By way of cross-point appellee claims that the trial court erred in failing to award prejudgment interest on those benefits received by appellant and withheld from her. It is well-settled that prejudgment interest is recoverable as a matter of right where an ascertainable sum of money is determined to have been due and payable at a date certain prior to judgment. Republic National Bank of Dallas v. Northwest National Bank of Fort Worth, 578 S.W.2d 109 (Tex.1979). Appellee pled for prejudgment interest, and the record clearly establishes *171 that an ascertainable amount of appellant’s retirement benefits was due and owing to appellee from December 1981 until the trial date. Appellee’s cross-point is sustained.

The trial court judgment is AFFIRMED and MODIFIED to reflect an award of prejudgment interest on appellee’s behalf in the amount of $1,479.90.

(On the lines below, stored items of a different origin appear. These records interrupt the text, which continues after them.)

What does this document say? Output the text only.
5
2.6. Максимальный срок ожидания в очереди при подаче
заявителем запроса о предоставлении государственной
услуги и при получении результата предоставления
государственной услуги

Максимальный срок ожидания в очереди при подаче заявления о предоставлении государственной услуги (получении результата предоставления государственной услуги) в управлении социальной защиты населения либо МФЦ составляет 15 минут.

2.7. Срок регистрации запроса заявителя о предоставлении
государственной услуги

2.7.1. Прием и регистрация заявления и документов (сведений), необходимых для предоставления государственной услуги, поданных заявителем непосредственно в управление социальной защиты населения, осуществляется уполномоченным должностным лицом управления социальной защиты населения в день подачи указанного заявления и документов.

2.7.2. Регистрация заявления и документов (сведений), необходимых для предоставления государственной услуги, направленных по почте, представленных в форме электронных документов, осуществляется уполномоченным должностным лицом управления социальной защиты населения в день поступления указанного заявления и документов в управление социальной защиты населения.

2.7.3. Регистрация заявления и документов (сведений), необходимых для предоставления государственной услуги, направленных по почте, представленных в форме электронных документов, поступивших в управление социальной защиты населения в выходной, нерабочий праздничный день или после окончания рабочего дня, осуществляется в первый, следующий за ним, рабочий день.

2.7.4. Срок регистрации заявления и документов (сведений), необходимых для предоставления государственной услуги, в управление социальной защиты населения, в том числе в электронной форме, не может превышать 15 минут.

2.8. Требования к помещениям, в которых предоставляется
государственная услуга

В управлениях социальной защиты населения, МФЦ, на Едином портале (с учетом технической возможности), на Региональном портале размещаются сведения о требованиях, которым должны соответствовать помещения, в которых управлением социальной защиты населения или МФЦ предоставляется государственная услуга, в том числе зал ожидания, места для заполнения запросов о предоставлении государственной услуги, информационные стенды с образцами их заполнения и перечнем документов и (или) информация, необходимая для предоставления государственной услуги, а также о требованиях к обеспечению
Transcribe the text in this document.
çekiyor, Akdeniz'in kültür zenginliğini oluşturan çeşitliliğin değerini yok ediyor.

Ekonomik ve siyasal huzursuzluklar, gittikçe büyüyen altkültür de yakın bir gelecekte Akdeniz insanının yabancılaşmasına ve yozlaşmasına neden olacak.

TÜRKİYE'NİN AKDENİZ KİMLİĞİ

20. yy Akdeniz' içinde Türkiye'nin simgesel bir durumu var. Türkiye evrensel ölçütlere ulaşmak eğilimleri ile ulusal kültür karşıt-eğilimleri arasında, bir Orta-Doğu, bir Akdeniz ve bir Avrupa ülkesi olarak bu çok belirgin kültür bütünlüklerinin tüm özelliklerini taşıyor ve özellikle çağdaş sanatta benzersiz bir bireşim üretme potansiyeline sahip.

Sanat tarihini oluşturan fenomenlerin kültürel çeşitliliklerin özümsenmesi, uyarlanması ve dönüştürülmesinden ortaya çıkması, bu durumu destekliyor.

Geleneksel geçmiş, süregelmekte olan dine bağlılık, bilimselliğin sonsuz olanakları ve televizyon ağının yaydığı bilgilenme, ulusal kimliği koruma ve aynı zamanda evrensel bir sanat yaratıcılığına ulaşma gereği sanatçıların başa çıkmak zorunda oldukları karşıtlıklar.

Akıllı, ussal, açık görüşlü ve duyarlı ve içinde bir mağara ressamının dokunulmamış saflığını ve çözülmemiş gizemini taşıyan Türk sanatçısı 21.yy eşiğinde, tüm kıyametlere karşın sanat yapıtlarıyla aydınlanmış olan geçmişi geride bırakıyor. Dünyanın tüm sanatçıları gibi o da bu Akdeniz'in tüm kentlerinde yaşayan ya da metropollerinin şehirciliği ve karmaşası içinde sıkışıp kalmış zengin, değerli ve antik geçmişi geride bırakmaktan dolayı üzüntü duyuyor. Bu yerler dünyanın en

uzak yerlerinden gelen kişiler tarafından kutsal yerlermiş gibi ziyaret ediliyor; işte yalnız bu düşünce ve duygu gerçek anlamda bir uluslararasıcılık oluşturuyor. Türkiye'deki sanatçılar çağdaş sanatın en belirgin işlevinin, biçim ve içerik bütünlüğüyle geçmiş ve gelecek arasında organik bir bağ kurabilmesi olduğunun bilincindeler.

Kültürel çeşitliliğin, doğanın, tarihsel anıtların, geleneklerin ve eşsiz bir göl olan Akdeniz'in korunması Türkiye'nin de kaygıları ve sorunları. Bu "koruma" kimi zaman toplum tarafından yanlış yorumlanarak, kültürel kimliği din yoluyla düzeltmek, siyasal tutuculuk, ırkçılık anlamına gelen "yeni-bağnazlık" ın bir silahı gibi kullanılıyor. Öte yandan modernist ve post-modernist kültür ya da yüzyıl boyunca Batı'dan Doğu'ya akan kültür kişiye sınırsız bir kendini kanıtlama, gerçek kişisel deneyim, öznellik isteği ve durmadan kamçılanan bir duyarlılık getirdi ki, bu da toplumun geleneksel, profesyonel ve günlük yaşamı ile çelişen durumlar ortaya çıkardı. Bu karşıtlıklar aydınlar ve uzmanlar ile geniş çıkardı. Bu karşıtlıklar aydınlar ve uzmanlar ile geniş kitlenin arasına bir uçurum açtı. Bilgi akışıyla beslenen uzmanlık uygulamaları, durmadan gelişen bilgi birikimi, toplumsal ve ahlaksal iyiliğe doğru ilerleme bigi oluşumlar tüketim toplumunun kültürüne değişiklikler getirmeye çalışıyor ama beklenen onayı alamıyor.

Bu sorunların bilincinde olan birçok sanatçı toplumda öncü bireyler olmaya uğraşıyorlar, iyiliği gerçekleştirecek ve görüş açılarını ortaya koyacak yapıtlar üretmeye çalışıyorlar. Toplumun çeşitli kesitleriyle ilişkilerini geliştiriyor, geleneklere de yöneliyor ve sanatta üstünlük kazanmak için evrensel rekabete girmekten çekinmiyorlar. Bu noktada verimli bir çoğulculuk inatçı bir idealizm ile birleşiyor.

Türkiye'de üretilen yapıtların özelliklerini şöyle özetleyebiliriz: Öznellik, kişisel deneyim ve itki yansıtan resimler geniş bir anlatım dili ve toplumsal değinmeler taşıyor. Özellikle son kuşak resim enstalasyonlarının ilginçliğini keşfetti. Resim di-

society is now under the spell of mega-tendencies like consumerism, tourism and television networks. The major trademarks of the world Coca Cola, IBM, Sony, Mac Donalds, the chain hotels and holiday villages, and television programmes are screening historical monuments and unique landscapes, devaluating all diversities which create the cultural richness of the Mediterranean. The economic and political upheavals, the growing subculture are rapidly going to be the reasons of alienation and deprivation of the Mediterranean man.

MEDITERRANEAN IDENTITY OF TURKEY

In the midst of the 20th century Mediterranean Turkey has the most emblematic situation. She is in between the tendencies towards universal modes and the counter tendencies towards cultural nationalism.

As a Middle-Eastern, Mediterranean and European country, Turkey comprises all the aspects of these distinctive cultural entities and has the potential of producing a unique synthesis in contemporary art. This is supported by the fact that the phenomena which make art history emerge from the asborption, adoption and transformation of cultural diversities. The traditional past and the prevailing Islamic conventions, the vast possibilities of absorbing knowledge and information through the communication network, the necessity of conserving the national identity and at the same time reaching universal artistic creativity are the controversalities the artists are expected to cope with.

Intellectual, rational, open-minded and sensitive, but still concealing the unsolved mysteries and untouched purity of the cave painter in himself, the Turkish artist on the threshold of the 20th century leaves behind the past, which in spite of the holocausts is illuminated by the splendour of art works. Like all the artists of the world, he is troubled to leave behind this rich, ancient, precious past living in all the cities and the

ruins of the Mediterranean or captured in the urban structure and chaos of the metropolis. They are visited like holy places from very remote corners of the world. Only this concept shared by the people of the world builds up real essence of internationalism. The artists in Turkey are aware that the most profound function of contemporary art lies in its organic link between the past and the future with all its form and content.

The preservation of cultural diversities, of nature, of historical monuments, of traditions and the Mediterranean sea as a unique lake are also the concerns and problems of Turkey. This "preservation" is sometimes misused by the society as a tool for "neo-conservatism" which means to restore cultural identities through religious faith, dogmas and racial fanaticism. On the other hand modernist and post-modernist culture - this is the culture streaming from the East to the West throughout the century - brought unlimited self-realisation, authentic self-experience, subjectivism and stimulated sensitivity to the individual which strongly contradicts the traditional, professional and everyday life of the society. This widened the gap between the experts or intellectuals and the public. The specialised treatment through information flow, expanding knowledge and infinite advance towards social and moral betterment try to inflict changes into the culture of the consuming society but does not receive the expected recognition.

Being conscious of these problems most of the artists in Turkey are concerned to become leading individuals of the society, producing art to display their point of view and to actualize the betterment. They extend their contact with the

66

UTTER, J., not participating.

Footnotes

1

Prior to trial, appellant tendered $1,500.00 to the trial court, asserting that was the computed amount effective for a Lt. Colonel’s salary in June 1971, and owed to appellee.

2

Benefits valued at divorce were $273.79 according to appellant. Appellant claims the community percentage was 44%; and appellee’s one-half was 22% of $273.79, or $60.24/mo., (miscalculated as $60.41).